”
Merhaba sayın okurlarım, yeni yılın bu ilk yazısıyla huzurlarınızdayım. Bir yılı daha geride bıraktık, tüm yaşanmışlarıyla birlikte.
Gerçi eski yılda bir nevi kesintisiz şiddet, karamsarlık, tüketimi körükleme, müstehcenlik ve özenti içinde geçti sayılır.
Bir yandan beyaz Türklerin kolay kazanıp kolay harcamalarına tanık olduk tıpkı eski yıllarda olduğu gibi.

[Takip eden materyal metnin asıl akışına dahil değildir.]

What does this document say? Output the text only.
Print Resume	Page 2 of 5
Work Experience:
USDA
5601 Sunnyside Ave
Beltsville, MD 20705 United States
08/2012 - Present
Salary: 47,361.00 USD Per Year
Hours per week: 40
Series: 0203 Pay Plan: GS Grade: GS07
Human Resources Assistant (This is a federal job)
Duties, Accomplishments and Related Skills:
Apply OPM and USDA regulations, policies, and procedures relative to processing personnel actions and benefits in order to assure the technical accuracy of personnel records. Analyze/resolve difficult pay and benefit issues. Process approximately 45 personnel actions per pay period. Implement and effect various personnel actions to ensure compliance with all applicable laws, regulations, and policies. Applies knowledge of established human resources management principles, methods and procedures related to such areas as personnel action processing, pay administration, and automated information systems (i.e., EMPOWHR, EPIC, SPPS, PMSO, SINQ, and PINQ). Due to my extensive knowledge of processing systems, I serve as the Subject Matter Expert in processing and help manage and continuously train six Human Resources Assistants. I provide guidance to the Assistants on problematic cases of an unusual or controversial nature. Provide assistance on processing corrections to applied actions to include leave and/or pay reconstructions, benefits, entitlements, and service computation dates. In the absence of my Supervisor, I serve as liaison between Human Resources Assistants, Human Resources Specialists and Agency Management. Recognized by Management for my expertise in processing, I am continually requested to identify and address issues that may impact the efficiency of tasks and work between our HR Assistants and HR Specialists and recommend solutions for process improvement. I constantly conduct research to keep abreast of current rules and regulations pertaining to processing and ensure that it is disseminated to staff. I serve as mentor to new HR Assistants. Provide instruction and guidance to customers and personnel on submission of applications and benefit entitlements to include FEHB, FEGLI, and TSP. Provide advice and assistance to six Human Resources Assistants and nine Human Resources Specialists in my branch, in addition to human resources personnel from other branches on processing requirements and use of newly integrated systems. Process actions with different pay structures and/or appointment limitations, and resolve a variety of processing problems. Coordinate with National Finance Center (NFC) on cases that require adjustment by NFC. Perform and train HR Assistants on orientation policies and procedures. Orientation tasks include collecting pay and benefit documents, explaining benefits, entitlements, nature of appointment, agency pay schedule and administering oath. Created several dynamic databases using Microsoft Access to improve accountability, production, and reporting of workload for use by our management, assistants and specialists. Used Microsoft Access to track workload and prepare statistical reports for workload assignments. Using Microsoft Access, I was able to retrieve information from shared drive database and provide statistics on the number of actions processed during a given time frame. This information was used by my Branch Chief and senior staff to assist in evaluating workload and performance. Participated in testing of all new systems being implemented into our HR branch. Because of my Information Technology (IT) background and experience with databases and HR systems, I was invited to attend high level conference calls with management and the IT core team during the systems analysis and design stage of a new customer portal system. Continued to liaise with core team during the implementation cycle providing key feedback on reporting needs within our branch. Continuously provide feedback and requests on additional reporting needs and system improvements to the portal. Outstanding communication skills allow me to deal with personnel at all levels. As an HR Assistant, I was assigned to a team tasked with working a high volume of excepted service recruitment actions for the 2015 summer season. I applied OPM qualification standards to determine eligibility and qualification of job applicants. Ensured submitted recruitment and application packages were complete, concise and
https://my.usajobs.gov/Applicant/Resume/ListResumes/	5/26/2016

Diğer yandan kızgın güneşin altında çoluk çocuğunun rızkını arayan insanlara da tanık olduk aynı zamanda. Statlar her zamanki gibi doldu taştı! Herkes birbirine bir şeyler anlattı ama kimse bir kimsenin ne dediğini bir türlü anlamak istemedi. Çünkü daha kapı komşumuzdan habersizdik mesela.
Her şey o kadar sıradan olmuştu ki her yer güllük gülistanlıktı sanki. Hiçbir sorun göremiyorduk memlekette. Sıradanlaşmıştık örneğin. Çünkü kokulara alışmıştık bir kere.
Koku değince bir hikâye geldi aklıma. Hani şehirden Anadolu’nun ücra bir köyüne gelin gider. Gelin hanım köye varır varmaz tezek kokusu burnunun direğini sızlatır adeta… Her tarafta tezek yığınları vardır. Kayın pederine dert yanar ve bu kokuya nasıl dayandıklarını sorar.
Kayınpeder: Kızım biz evimizin etrafındakileri uzaklaştırsak bile, 15 metre öteden bu kez Mustafa Efendi’nin evinin etrafındaki tezek kokusu gelir. Burası, köy yeri.
Hamarat gelin bu cevaptan hoşnut olmaz işe koyulur, evlerinin etrafındaki bütün tezekleri uzaklaştırır. Sözüm ona, bir ay sonra kokudan eser kalmaz.
Kayınpederine döner: Gördünüz mü Babacığım koku diye bir şey kalmadı deyince, kayınpederi, kızım aslında koku aynen devam ediyor ama kokuya senin burnun alıştı der.
Üzülerek yazıyorum milletimiz birçok yanlışlığa ve çirkinliğe hikâyedeki koku gibi alıştırılmıştır. Yavaş yavaş burnumuza giren onarılması güç olan bu kokudan derhal kurtulmamız lazımdır. Geçen senelerin aksine benim 2012’den en büyük beklentim; Kokuşmuşluğa necip milletimin son vermesi, gelecek yılları Misk-i Amber kokuları içinde geçirmesi yazarınız olarak en büyük isteğimdir.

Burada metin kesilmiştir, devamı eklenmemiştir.